Speaking to the press after the game, Emma Hayes talked about deploying a 442 so that Chelsea could pounce on Lyon in the transition phases. She added that her team “haven’t been full of confidence building out from the back, so we decided not to do it.”

Emma Hayes was quick to add that her Chelsea side “have never won a penalty shootout as a team” – and talked of the added pressure as she was “forced into every substitution… they were injuries in each and every case.”

The Chelsea gaffer was full of praise for their opponents though, adding that she knew “Lyon would come for us” and complimenting the French side’s “world class” substitutes.

On the topic of Maren Mjelde, Emma Hayes could not hide her beaming smile – insisting that the Norwegian is a “Chelsea legend.” She added that “everyone knew Maren was going to take that penalty, and everyone knew Maren was going to score.”

Emma Hayes was also full of praise for Ann-Katrin Berger, who saved Lindsay Horan’s penalty to secure progression.
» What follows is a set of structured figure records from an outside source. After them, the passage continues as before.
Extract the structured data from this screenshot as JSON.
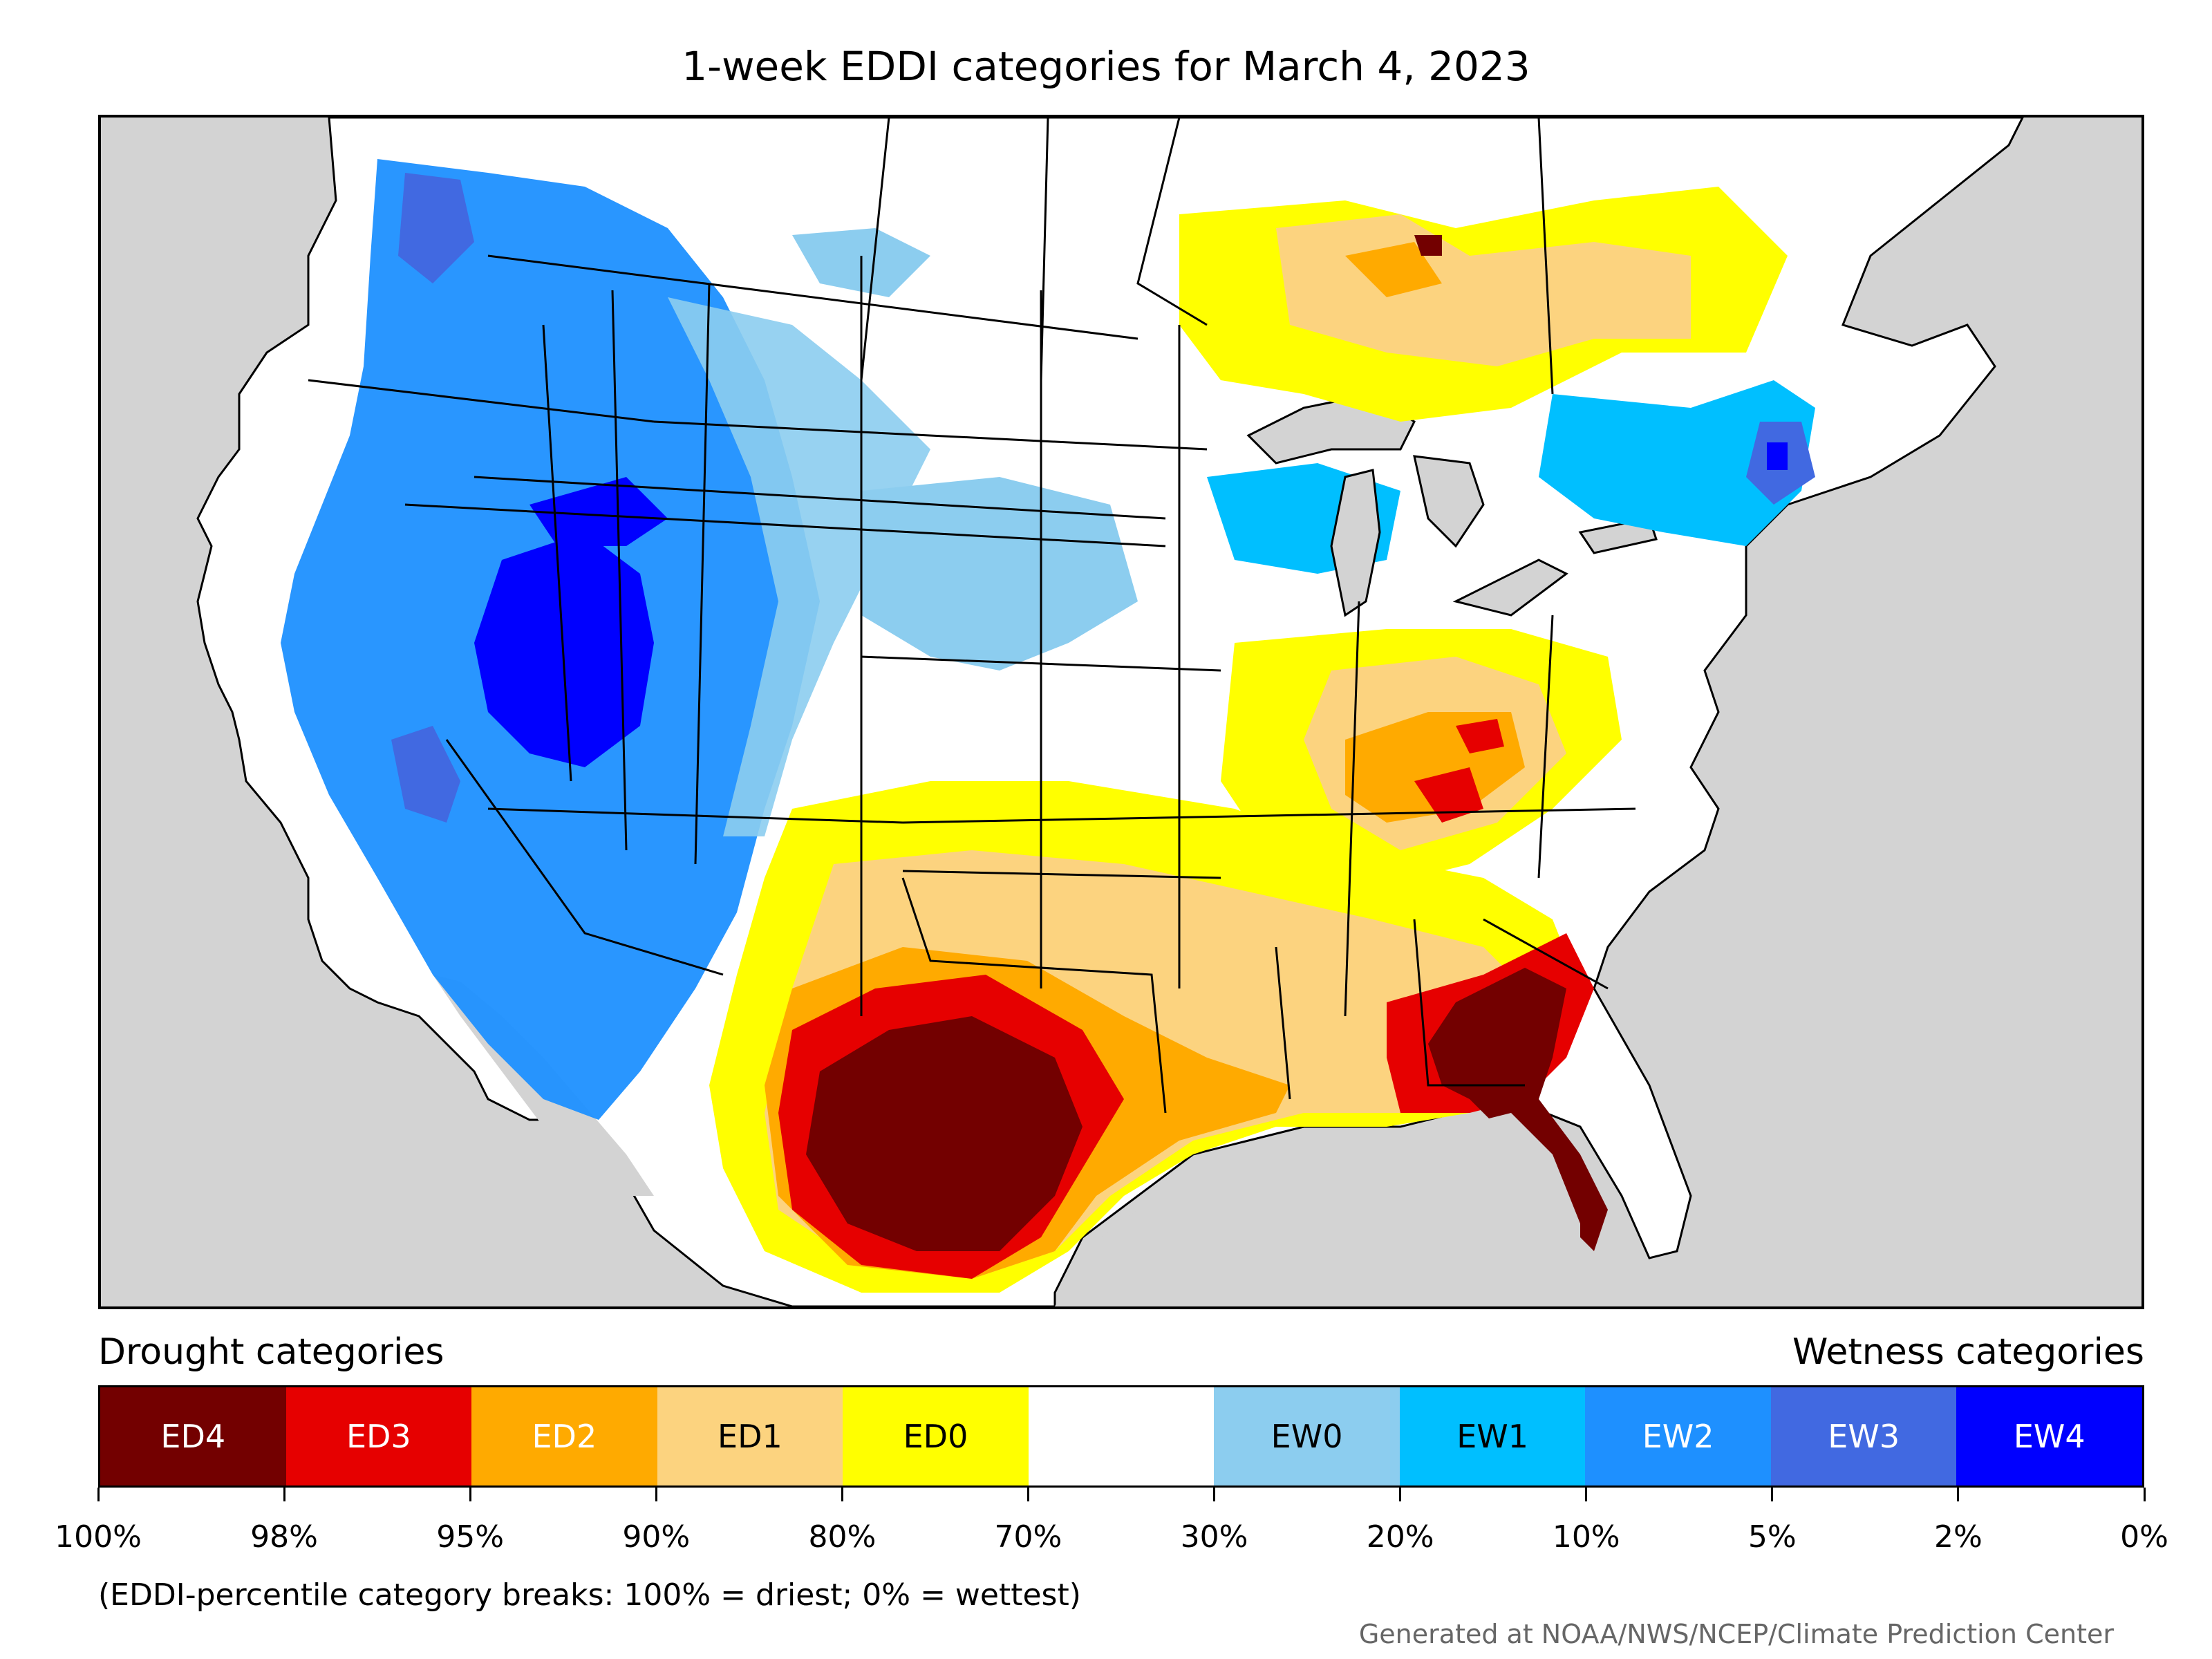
{
  "title": "1-week EDDI categories for March 4, 2023",
  "legend": {
    "drought_heading": "Drought categories",
    "wetness_heading": "Wetness categories",
    "categories": [
      {
        "label": "ED4",
        "color": "#730000",
        "text_color": "#ffffff"
      },
      {
        "label": "ED3",
        "color": "#e60000",
        "text_color": "#ffffff"
      },
      {
        "label": "ED2",
        "color": "#ffaa00",
        "text_color": "#ffffff"
      },
      {
        "label": "ED1",
        "color": "#fcd37f",
        "text_color": "#000000"
      },
      {
        "label": "ED0",
        "color": "#ffff00",
        "text_color": "#000000"
      },
      {
        "label": "",
        "color": "#ffffff",
        "text_color": "#000000"
      },
      {
        "label": "EW0",
        "color": "#8ccdef",
        "text_color": "#000000"
      },
      {
        "label": "EW1",
        "color": "#00bfff",
        "text_color": "#000000"
      },
      {
        "label": "EW2",
        "color": "#1e90ff",
        "text_color": "#ffffff"
      },
      {
        "label": "EW3",
        "color": "#4169e1",
        "text_color": "#ffffff"
      },
      {
        "label": "EW4",
        "color": "#0000ff",
        "text_color": "#ffffff"
      }
    ],
    "breaks": [
      "100%",
      "98%",
      "95%",
      "90%",
      "80%",
      "70%",
      "30%",
      "20%",
      "10%",
      "5%",
      "2%",
      "0%"
    ]
  },
  "footnote": "(EDDI-percentile category breaks: 100% = driest; 0% = wettest)",
  "credit": "Generated at NOAA/NWS/NCEP/Climate Prediction Center",
  "map": {
    "background_color": "#d3d3d3",
    "land_color": "#ffffff",
    "regions": [
      {
        "name": "pacific-northwest",
        "category": "EW2"
      },
      {
        "name": "great-basin",
        "category": "EW4"
      },
      {
        "name": "california",
        "category": "EW2"
      },
      {
        "name": "northern-rockies",
        "category": "EW1"
      },
      {
        "name": "upper-midwest",
        "category": "EW1"
      },
      {
        "name": "new-england",
        "category": "EW3"
      },
      {
        "name": "ontario-quebec",
        "category": "ED1"
      },
      {
        "name": "ohio-valley",
        "category": "ED2"
      },
      {
        "name": "kentucky",
        "category": "ED3"
      },
      {
        "name": "southern-plains",
        "category": "ED1"
      },
      {
        "name": "texas",
        "category": "ED4"
      },
      {
        "name": "georgia-florida",
        "category": "ED4"
      },
      {
        "name": "gulf-coast",
        "category": "ED2"
      }
    ]
  }
}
The boss described Berger as “probably the best penalty-saving goalkeeper I’ve ever worked with.

A contentious topic between the two managers was the penalty in the 128th minute. Emma Hayes spoke first on the subject, insisting that “Lauren walked over to me and she said it was a penalty.” Sonia Bompastor’s view of the incident was rather different – describing the final result as “disappointment, frustration and injustice.”